La carta la escribe un hombre culto desde una cárcel de un pueblo de la
provincia de Sevilla. Es una petición de auxilio a un amigo influyente que vive
en esta última ciudad. Dice así:
<<Me encuentro detenido por el comandante militar de esta villa y
a disposición del Sr. Auditor de Guerra de esta región a virtud de denuncia
presentada esta tarde por el director de la Caja de Ahorro de la Diputación
provincial al comandante de este puesto de la Guardia Civil en la que dice que
en conversación tenida con él esta tarde menosprecié el Bando del General con
relación a los préstamos hechos a los cultivadores de trigo suponiéndome un
rojo quizá peligroso.
Los hechos acaecidos son los siguientes:
Esta tarde un pegujalero de ésta que tiene recibido un préstamo de
cuatrocientas pesetas me abordó diciéndome que habían estado dos señores a
hacer efectivo el préstamo que recibió y en el caso de no hacerlo a reclamar el
trigo declarado en la comarcal como recolectado por él y que hace unos días
había tenido necesidad de venderlo para pagar los gastos de siega de dicho
trigo y acarreo de las gavillas a la era; pero que tenía un poco (sic) de maíz,
que por causa de la lluvia de estos días había retrasado su singrane, y en
cuanto estuviera en condiciones de venta la efectuaría y con su importe y cien
pesetas que le habían sobrado de la venta del trigo tenía sobradamente para
abonar la cantidad que le reclamaban y que estaba dispuesto a abonarla.

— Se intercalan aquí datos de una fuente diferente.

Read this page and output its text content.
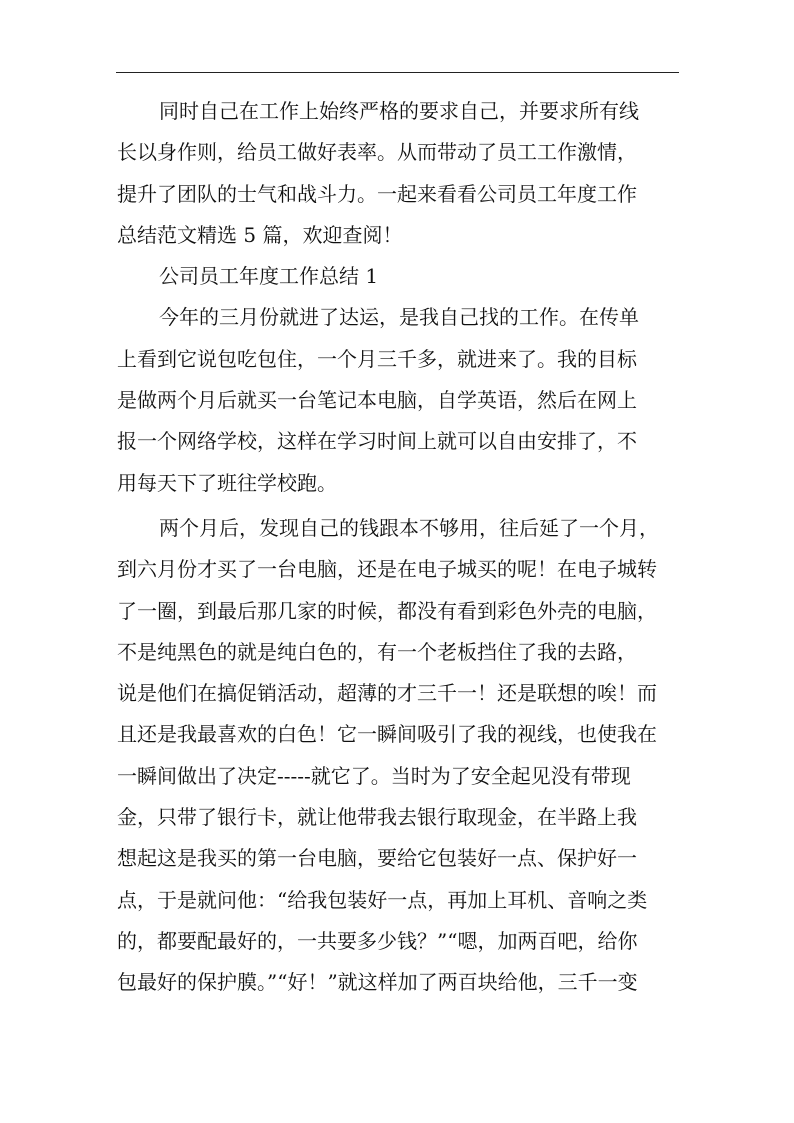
同时自己在工作上始终严格的要求自己，并要求所有线
长以身作则，给员工做好表率。从而带动了员工工作激情，
提升了团队的士气和战斗力。一起来看看公司员工年度工作
总结范文精选 5 篇，欢迎查阅！
公司员工年度工作总结 1
今年的三月份就进了达运，是我自己找的工作。在传单
上看到它说包吃包住，一个月三千多，就进来了。我的目标
是做两个月后就买一台笔记本电脑，自学英语，然后在网上
报一个网络学校，这样在学习时间上就可以自由安排了，不
用每天下了班往学校跑。
两个月后，发现自己的钱跟本不够用，往后延了一个月，
到六月份才买了一台电脑，还是在电子城买的呢！在电子城转
了一圈，到最后那几家的时候，都没有看到彩色外壳的电脑，
不是纯黑色的就是纯白色的，有一个老板挡住了我的去路，
说是他们在搞促销活动，超薄的才三千一！还是联想的唉！而
且还是我最喜欢的白色！它一瞬间吸引了我的视线，也使我在
一瞬间做出了决定-----就它了。当时为了安全起见没有带现
金，只带了银行卡，就让他带我去银行取现金，在半路上我
想起这是我买的第一台电脑，要给它包装好一点、保护好一
点，于是就问他：“给我包装好一点，再加上耳机、音响之类
的，都要配最好的，一共要多少钱？”“嗯，加两百吧，给你
包最好的保护膜。”“好！”就这样加了两百块给他，三千一变
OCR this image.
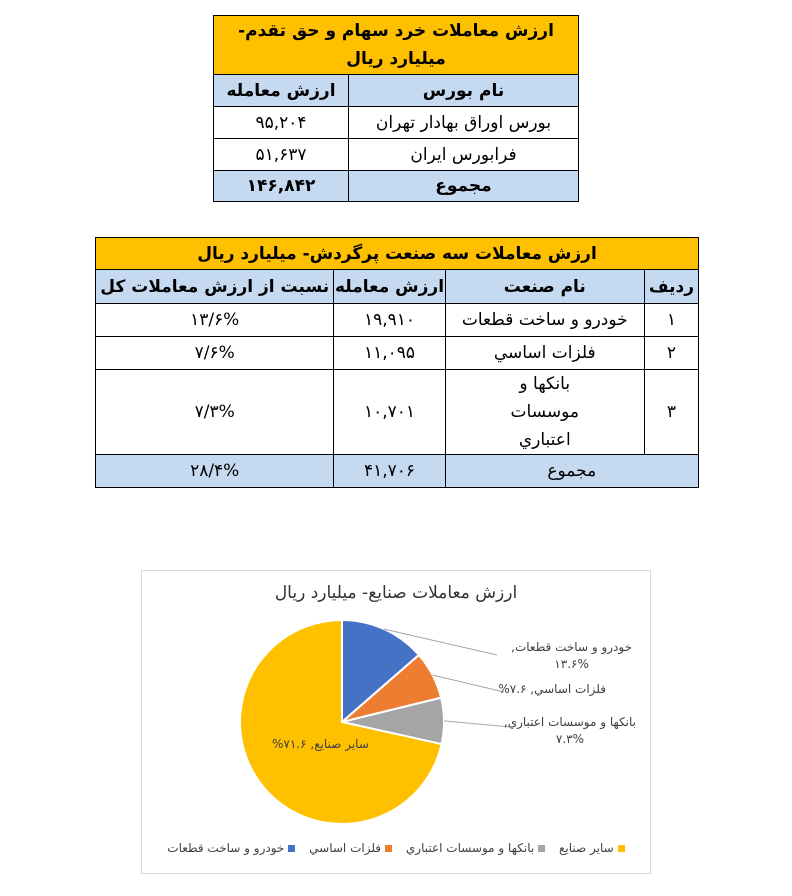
ارزش معاملات خرد سهام و حق تقدم- میلیارد ریال	
نام بورس	ارزش معامله
بورس اوراق بهادار تهران	۹۵,۲۰۴
فرابورس ایران	۵۱,۶۳۷
مجموع	۱۴۶,۸۴۲
ارزش معاملات سه صنعت پرگردش- میلیارد ریال			
ردیف	نام صنعت	ارزش معامله	نسبت از ارزش معاملات کل
۱	خودرو و ساخت قطعات	۱۹,۹۱۰	۱۳/۶%
۲	فلزات اساسي	۱۱,۰۹۵	۷/۶%
۳	بانكها و موسسات اعتباري	۱۰,۷۰۱	۷/۳%
مجموع		۴۱,۷۰۶	۲۸/۴%
ارزش معاملات صنایع- میلیارد ریال
خودرو و ساخت قطعات,
۱۳.۶%
فلزات اساسي, ۷.۶%
بانكها و موسسات اعتباري,
۷.۳%
ساير صنايع, ۷۱.۶%
ساير صنايع بانكها و موسسات اعتباري فلزات اساسي خودرو و ساخت قطعات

Que a pesar de este expuesto los mencionados señores, con frases poco
tranquilas, le habían manifestado que había cometido un delito vendiendo el
trigo y que iría a la cárcel si no otra cosa peor que seguramente le ocurriría,
poniéndose el pobre hombre en un estado de ánimo que daba compasión y me
suplicó que me esperara un momento porque los estaba esperando para que yo con
más tranquilidad les expusiera los motivos que había tenido para vender el
trigo y sus propósitos de reunir el dinero con el maíz y pagar la obligación
por completo.
No se hicieron esperar y entonces yo limitándome a exponerles la situación
angustiosa de aquel hombre que para recolectar ochocientos setenta y cinco
kilos de trigo que fue todo lo que vendió y pudo recolectar de cinco fanegas de
tierra había tenido necesidad de gastar en siega y acarreo de mieses a la era
trescientas pesetas quedándole tan solo cien pesetas que les ofrecía de momento
y además la promesa de liquidar por completo con el maíz que tenía pasados tres
o cuatro días, y que merecía otra consideración si se tenía en cuenta que este
hombre de no haber tenido formalizada esa operación le hubiera salido más
ventajoso abandonar el pegujal y no proceder a su recolección que en el actual
año resultaba ruinoso; a esta consideración contestaron que de haber realizado
ese hecho lo hubieran fusilado.
Otras consideraciones que me permití hacerles referente a lo recientemente
legislado respecto a aplazamiento y fraccionamiento de préstamos del crédito
agrícola no quisieron escucharlas y en forma brusca se retiraron.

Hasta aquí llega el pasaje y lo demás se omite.